Nicolas Frize et les Musiques de la Boulangère en répétition avant la présentation d’un vaste programme musical dans tous les espaces du Lycée Paul-Éluard, les 13, 14 et 15 mai 2022.

Le compositeur Nicolas Frize aime les lieux singuliers et rencontres improbables où mêler ses recherches musicales teintées de positionnement artistique, politique et humain : usines, hôpitaux, prisons, écoles, bureaux, espace public.

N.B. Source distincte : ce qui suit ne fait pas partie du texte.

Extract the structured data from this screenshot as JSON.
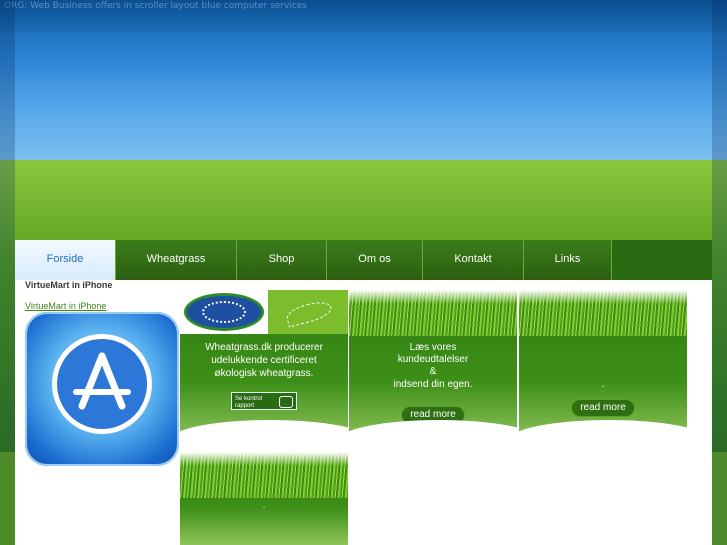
{
  "topbar": {
    "text": "ORG: Web Business offers in scroller layout blue computer services"
  },
  "nav": {
    "items": [
      {
        "label": "Forside",
        "active": true
      },
      {
        "label": "Wheatgrass",
        "active": false
      },
      {
        "label": "Shop",
        "active": false
      },
      {
        "label": "Om os",
        "active": false
      },
      {
        "label": "Kontakt",
        "active": false
      },
      {
        "label": "Links",
        "active": false
      }
    ]
  },
  "sidebar": {
    "title": "VirtueMart in iPhone",
    "link": "VirtueMart in iPhone",
    "icon": "app-store-icon"
  },
  "cards": {
    "card1": {
      "line1": "Wheatgrass.dk producerer",
      "line2": "udelukkende certificeret",
      "line3": "økologisk wheatgrass.",
      "badge_line1": "Se kontrol",
      "badge_line2": "rapport"
    },
    "card2": {
      "line1": "Læs vores",
      "line2": "kundeudtalelser",
      "line3": "&",
      "line4": "indsend din egen.",
      "read_more": "read more"
    },
    "card3": {
      "dot": ".",
      "read_more": "read more"
    },
    "card4": {
      "dot": "."
    }
  },
  "colors": {
    "nav_bg": "#2b5f10",
    "nav_active": "#1f6fb7",
    "accent_green": "#3f8a17",
    "sky_blue": "#2f86d6"
  }
}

C’est aujourd’hui dans le plus grand lycée de Saint-Denis, en région Ile-de-France, le Lycée Paul Eluard – accueillant plus de deux mille élèves, trois cents personnels dont deux cent dix professeurs – où il est en résidence depuis plus d’un an, que Nicolas Frize prépare ses prochaines interventions. Il y rencontre des élèves de différentes classes de seconde, première et terminale et des professeurs de toutes disciplines qui deviendront les interprètes de sa prochaine présentation-composition in-situ, intitulée Essaimée, à la mi-mai. Tous les espaces du Lycée seront musicaux et chantés : salles de cours et d’ateliers, gymnases, amphithéâtre, cafétéria, hall, cour extérieure. Il part des enseignements existants, des outils et objets pédagogiques pour les prolonger artistiquement et conceptuellement, exploitant leur dimension sensible.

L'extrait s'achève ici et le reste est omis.